Glen is negotiating his new life while dealing with the pain of its previous chapter vividly as the ghost of Christine appears to him in milestone moments. He’s also dealing with changes to his family, developments that enable the drama to continue its multi-generational focus on love and pain and the whole damn thing.
The new season, directed by Bonnie Moir, taking over from first-season director Emma Freeman, picks up nine months after the first and continues the exploration of themes that have been central from the outset: questions of family ties and duties; of happiness and fulfillment in relationships; of how the past shadows and complicates the present.

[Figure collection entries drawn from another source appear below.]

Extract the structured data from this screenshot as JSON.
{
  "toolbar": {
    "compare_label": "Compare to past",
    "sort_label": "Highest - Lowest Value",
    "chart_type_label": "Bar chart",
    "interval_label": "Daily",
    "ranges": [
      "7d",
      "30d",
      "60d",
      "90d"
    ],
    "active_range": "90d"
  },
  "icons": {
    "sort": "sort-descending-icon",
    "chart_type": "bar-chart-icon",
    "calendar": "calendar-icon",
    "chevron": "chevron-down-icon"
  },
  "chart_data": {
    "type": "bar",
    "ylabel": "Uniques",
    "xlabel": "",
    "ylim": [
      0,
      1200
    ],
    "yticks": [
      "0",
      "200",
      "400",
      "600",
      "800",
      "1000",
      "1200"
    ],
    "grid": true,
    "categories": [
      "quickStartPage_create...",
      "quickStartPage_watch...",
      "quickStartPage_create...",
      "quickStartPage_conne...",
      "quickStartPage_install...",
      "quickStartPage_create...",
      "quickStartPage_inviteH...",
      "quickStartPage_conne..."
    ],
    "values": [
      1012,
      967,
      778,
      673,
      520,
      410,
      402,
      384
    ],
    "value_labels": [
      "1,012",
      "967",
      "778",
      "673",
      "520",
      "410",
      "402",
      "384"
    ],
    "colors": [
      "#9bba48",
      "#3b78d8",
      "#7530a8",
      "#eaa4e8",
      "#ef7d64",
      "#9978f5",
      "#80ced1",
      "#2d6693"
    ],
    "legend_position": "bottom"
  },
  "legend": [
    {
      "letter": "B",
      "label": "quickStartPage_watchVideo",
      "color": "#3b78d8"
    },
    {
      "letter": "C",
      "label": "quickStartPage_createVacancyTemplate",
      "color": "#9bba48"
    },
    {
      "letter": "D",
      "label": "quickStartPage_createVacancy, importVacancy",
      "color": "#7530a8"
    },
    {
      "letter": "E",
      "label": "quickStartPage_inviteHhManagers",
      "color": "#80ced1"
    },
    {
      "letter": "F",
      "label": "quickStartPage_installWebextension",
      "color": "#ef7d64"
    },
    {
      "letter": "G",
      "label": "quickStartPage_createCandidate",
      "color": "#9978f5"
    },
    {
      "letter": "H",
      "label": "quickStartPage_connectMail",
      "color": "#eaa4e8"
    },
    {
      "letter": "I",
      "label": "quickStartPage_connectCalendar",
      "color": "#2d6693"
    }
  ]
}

Alongside the passionate union of sixty-somethings Glen and Anita, which attracted considerable coverage for its lusty portrayal of middle-aged sex, Clara and Peter (Bob Morley) also embarked on their rocky affair. They negotiated some bumps to do with her fear of vulnerability and his regrets about his strained relationship with his son, eventually deciding to persevere with their union. Meanwhile, Aaron’s fling with Ella (Shalom Brune-Franklin) ended and she subsequently discovered that she was pregnant. So for all the Mathiesons, life is complicated.
“Babies are a major theme,” says Weaving of the new season. “Near the start of the first season, there’s Christine’s death, which plunges everyone into grief and also unexpectedly propels Glen into love. In season two, Ella’s pregnant and we have a birth rather than a death, so there’s a wonderful sense of joy for Glen.”

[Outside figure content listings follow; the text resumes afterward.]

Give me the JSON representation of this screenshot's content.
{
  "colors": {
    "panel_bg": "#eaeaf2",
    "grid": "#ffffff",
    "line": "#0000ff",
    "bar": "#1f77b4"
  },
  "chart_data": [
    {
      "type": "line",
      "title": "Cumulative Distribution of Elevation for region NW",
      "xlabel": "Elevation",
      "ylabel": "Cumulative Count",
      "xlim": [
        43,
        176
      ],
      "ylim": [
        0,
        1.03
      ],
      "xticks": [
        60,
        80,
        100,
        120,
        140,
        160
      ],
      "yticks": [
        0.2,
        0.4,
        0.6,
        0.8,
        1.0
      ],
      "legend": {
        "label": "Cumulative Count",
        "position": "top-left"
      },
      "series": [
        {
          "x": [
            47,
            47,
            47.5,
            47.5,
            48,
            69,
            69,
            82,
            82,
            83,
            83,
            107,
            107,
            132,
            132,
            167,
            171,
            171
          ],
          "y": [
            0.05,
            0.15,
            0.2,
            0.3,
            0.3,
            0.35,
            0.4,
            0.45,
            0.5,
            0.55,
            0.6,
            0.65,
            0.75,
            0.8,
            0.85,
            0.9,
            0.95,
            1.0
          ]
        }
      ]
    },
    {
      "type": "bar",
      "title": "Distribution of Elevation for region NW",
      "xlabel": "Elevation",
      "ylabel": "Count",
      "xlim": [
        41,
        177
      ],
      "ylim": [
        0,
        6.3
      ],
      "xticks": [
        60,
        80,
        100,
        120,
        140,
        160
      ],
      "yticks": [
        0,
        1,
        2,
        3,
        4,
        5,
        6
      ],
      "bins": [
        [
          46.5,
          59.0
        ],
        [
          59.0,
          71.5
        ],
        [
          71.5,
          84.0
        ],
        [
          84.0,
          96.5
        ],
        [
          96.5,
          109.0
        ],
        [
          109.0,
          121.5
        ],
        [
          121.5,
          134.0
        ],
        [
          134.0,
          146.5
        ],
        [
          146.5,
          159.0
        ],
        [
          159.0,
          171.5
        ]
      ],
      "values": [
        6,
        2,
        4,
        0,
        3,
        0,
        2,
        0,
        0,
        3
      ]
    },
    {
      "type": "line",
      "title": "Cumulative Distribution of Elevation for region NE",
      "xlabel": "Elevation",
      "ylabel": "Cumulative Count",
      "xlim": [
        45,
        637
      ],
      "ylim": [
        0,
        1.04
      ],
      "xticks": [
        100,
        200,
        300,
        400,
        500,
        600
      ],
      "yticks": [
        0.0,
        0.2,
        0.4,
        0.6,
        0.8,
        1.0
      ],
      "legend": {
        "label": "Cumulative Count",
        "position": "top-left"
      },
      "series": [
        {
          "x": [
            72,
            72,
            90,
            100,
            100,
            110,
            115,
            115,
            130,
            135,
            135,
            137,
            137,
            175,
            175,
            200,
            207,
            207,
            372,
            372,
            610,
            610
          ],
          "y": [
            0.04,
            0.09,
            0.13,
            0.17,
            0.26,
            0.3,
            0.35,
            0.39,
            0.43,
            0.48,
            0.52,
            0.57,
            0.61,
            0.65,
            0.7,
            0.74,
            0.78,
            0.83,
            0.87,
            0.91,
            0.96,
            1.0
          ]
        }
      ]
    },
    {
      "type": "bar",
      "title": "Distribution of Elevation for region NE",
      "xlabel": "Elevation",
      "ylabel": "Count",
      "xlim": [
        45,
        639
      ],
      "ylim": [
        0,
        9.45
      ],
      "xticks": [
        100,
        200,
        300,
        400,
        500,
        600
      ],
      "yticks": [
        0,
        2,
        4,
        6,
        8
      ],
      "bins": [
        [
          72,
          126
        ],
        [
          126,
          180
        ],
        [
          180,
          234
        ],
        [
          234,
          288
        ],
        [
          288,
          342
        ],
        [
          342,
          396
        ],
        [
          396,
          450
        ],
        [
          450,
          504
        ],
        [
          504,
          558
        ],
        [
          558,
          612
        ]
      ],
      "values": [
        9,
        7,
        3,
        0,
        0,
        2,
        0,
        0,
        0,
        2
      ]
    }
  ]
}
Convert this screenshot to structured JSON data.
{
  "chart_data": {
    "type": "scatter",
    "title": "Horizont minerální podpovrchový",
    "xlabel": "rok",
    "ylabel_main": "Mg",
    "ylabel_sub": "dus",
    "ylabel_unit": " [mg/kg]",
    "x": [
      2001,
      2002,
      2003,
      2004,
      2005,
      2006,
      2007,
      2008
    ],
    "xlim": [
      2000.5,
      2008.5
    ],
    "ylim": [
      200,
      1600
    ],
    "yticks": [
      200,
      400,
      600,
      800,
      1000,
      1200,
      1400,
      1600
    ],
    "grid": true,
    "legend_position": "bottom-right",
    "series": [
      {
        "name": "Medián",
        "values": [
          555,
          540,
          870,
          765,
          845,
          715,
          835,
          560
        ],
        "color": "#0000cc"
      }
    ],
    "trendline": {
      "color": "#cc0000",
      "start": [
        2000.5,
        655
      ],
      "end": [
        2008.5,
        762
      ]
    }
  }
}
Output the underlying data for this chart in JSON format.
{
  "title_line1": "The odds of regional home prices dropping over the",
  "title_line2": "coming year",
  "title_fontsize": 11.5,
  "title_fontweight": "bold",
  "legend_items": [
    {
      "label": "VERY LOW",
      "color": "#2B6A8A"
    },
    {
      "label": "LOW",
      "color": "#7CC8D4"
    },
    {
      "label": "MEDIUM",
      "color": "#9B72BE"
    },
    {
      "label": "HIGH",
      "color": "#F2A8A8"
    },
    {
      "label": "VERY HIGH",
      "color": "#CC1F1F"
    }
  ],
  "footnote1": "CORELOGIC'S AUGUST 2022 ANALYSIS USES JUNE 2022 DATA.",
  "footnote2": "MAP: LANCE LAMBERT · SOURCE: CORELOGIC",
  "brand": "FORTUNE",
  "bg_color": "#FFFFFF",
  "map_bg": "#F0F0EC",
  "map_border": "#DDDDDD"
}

Like Glen, Peter is dealing with unanticipated upheavals. He and Clara have decided to have a baby, a choice that has unsettling repercussions for a man who’s already the father of a troubled teenager. “We got to know a bit about Peter in the first season and he was quite emotionally evolved,” says Morley. “He’d lived a life that was a bit hedonistic and he’d come back to Melbourne to settle and focus on things that were important to him, like being a father to his son, Max (John Augustine Sharp).
“The title Love Me sends you down the pathway of love, but I feel like this is a show about vulnerability and grappling with grief and the broad range of what love can be. It’s not necessarily grand gestures: it’s being open and vulnerable, or being diligent and being present. Peter was seemingly a thoughtful and emotionally intelligent man, but he has things that he’s still grappling with. He’s willing to go down the path of fatherhood again, although he wasn’t so great the first time around, and that triggers certain aspects of himself that he may not necessarily like.”

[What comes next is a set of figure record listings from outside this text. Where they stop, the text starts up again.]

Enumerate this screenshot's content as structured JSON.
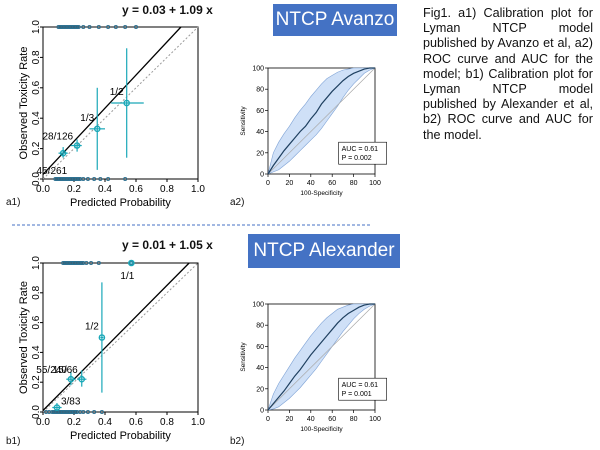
{
  "caption": "Fig1. a1) Calibration plot for Lyman NTCP model published by Avanzo et al, a2) ROC curve and AUC for the model; b1) Calibration plot for Lyman NTCP model published by Alexander et al, b2) ROC curve and AUC for the model.",
  "panels": {
    "a": {
      "title": "NTCP Avanzo",
      "equation": "y = 0.03 + 1.09 x",
      "calib_label": "a1)",
      "roc_label": "a2)"
    },
    "b": {
      "title": "NTCP Alexander",
      "equation": "y = 0.01 + 1.05 x",
      "calib_label": "b1)",
      "roc_label": "b2)"
    }
  },
  "colors": {
    "title_bg": "#4472c4",
    "points": "#1aa8b8",
    "rug": "#2a6f90",
    "roc_band": "#cfe0f7",
    "roc_line": "#1f4060",
    "divider": "#4472c4"
  },
  "chart_data": [
    {
      "id": "a1",
      "type": "scatter",
      "xlabel": "Predicted Probability",
      "ylabel": "Observed Toxicity Rate",
      "xlim": [
        0,
        1
      ],
      "ylim": [
        0,
        1
      ],
      "xticks": [
        "0.0",
        "0.2",
        "0.4",
        "0.6",
        "0.8",
        "1.0"
      ],
      "yticks": [
        "0.0",
        "0.2",
        "0.4",
        "0.6",
        "0.8",
        "1.0"
      ],
      "fit": {
        "intercept": 0.03,
        "slope": 1.09
      },
      "points": [
        {
          "x": 0.13,
          "y": 0.17,
          "xerr": [
            0.1,
            0.16
          ],
          "yerr": [
            0.14,
            0.21
          ],
          "label": "45/261"
        },
        {
          "x": 0.22,
          "y": 0.22,
          "xerr": [
            0.18,
            0.25
          ],
          "yerr": [
            0.18,
            0.26
          ],
          "label": "28/126"
        },
        {
          "x": 0.35,
          "y": 0.33,
          "xerr": [
            0.3,
            0.4
          ],
          "yerr": [
            0.06,
            0.6
          ],
          "label": "1/3"
        },
        {
          "x": 0.54,
          "y": 0.5,
          "xerr": [
            0.44,
            0.65
          ],
          "yerr": [
            0.14,
            0.86
          ],
          "label": "1/2"
        }
      ],
      "rug_x0": [
        0.08,
        0.09,
        0.1,
        0.11,
        0.12,
        0.13,
        0.14,
        0.15,
        0.16,
        0.17,
        0.18,
        0.19,
        0.2,
        0.21,
        0.22,
        0.23,
        0.24,
        0.26,
        0.29,
        0.33,
        0.37,
        0.42,
        0.53
      ],
      "rug_x1": [
        0.1,
        0.11,
        0.12,
        0.13,
        0.14,
        0.15,
        0.16,
        0.17,
        0.18,
        0.19,
        0.2,
        0.21,
        0.22,
        0.23,
        0.26,
        0.3,
        0.36,
        0.42,
        0.47,
        0.53,
        0.6
      ]
    },
    {
      "id": "a2",
      "type": "line",
      "xlabel": "100-Specificity",
      "ylabel": "Sensitivity",
      "xlim": [
        0,
        100
      ],
      "ylim": [
        0,
        100
      ],
      "xticks": [
        "0",
        "20",
        "40",
        "60",
        "80",
        "100"
      ],
      "yticks": [
        "0",
        "20",
        "40",
        "60",
        "80",
        "100"
      ],
      "auc_text": "AUC = 0.61",
      "p_text": "P = 0.002",
      "x": [
        0,
        5,
        10,
        15,
        20,
        25,
        30,
        35,
        40,
        45,
        50,
        55,
        60,
        65,
        70,
        75,
        80,
        85,
        90,
        95,
        100
      ],
      "y": [
        0,
        8,
        15,
        22,
        28,
        34,
        40,
        45,
        52,
        58,
        66,
        72,
        78,
        83,
        88,
        92,
        95,
        97,
        99,
        100,
        100
      ],
      "upper": [
        0,
        20,
        30,
        38,
        45,
        53,
        60,
        66,
        73,
        79,
        85,
        90,
        93,
        96,
        98,
        99,
        100,
        100,
        100,
        100,
        100
      ],
      "lower": [
        0,
        2,
        4,
        8,
        12,
        17,
        22,
        27,
        32,
        37,
        43,
        50,
        57,
        64,
        72,
        79,
        85,
        90,
        95,
        98,
        100
      ]
    },
    {
      "id": "b1",
      "type": "scatter",
      "xlabel": "Predicted Probability",
      "ylabel": "Observed Toxicity Rate",
      "xlim": [
        0,
        1
      ],
      "ylim": [
        0,
        1
      ],
      "xticks": [
        "0.0",
        "0.2",
        "0.4",
        "0.6",
        "0.8",
        "1.0"
      ],
      "yticks": [
        "0.0",
        "0.2",
        "0.4",
        "0.6",
        "0.8",
        "1.0"
      ],
      "fit": {
        "intercept": 0.01,
        "slope": 1.05
      },
      "points": [
        {
          "x": 0.09,
          "y": 0.03,
          "xerr": [
            0.06,
            0.12
          ],
          "yerr": [
            0.01,
            0.06
          ],
          "label": "3/83"
        },
        {
          "x": 0.18,
          "y": 0.22,
          "xerr": [
            0.15,
            0.21
          ],
          "yerr": [
            0.18,
            0.27
          ],
          "label": "55/240"
        },
        {
          "x": 0.25,
          "y": 0.22,
          "xerr": [
            0.22,
            0.28
          ],
          "yerr": [
            0.17,
            0.28
          ],
          "label": "15/66"
        },
        {
          "x": 0.38,
          "y": 0.5,
          "xerr": [
            0.37,
            0.39
          ],
          "yerr": [
            0.13,
            0.87
          ],
          "label": "1/2"
        },
        {
          "x": 0.57,
          "y": 1.0,
          "xerr": [
            0.56,
            0.58
          ],
          "yerr": [
            1.0,
            1.0
          ],
          "label": "1/1"
        }
      ],
      "rug_x0": [
        0.02,
        0.04,
        0.06,
        0.07,
        0.08,
        0.09,
        0.1,
        0.11,
        0.12,
        0.13,
        0.14,
        0.15,
        0.16,
        0.17,
        0.18,
        0.19,
        0.2,
        0.21,
        0.22,
        0.24,
        0.26,
        0.29,
        0.33,
        0.38
      ],
      "rug_x1": [
        0.13,
        0.14,
        0.15,
        0.16,
        0.17,
        0.18,
        0.19,
        0.2,
        0.21,
        0.22,
        0.23,
        0.24,
        0.25,
        0.26,
        0.28,
        0.31,
        0.36,
        0.57
      ]
    },
    {
      "id": "b2",
      "type": "line",
      "xlabel": "100-Specificity",
      "ylabel": "Sensitivity",
      "xlim": [
        0,
        100
      ],
      "ylim": [
        0,
        100
      ],
      "xticks": [
        "0",
        "20",
        "40",
        "60",
        "80",
        "100"
      ],
      "yticks": [
        "0",
        "20",
        "40",
        "60",
        "80",
        "100"
      ],
      "auc_text": "AUC = 0.61",
      "p_text": "P = 0.001",
      "x": [
        0,
        5,
        10,
        15,
        20,
        25,
        30,
        35,
        40,
        45,
        50,
        55,
        60,
        65,
        70,
        75,
        80,
        85,
        90,
        95,
        100
      ],
      "y": [
        0,
        6,
        12,
        18,
        25,
        32,
        38,
        45,
        52,
        58,
        64,
        70,
        76,
        82,
        87,
        91,
        94,
        97,
        99,
        100,
        100
      ],
      "upper": [
        0,
        15,
        25,
        33,
        41,
        49,
        56,
        63,
        70,
        76,
        82,
        87,
        91,
        95,
        97,
        99,
        100,
        100,
        100,
        100,
        100
      ],
      "lower": [
        0,
        1,
        3,
        7,
        11,
        16,
        21,
        27,
        33,
        39,
        46,
        53,
        60,
        67,
        74,
        80,
        86,
        91,
        95,
        98,
        100
      ]
    }
  ]
}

As the Mathiesons sometimes-clumsily make their ways in a changing world, Weaving notes that the new season sees the drama’s central pairs opening out into triangles: “There are some wonderful new characters who throw spokes in the wheels”. One of them is the mystery man at Glen and Anita’s wedding (Kim Gyngell) whose significance is gradually revealed. Another is Max’s mother (Eryn Jean Norvill). Unease and uncertainty continue to buffet the family as they endeavour to follow their hearts and navigate volatile elements in their lives.
“To me, Love Me started off as a show about vulnerability and grief,” says Morley. “But it’s really about the joys of love as well as the terror of it.”
Love Me (season 2) is on Binge from Thursday, April 6.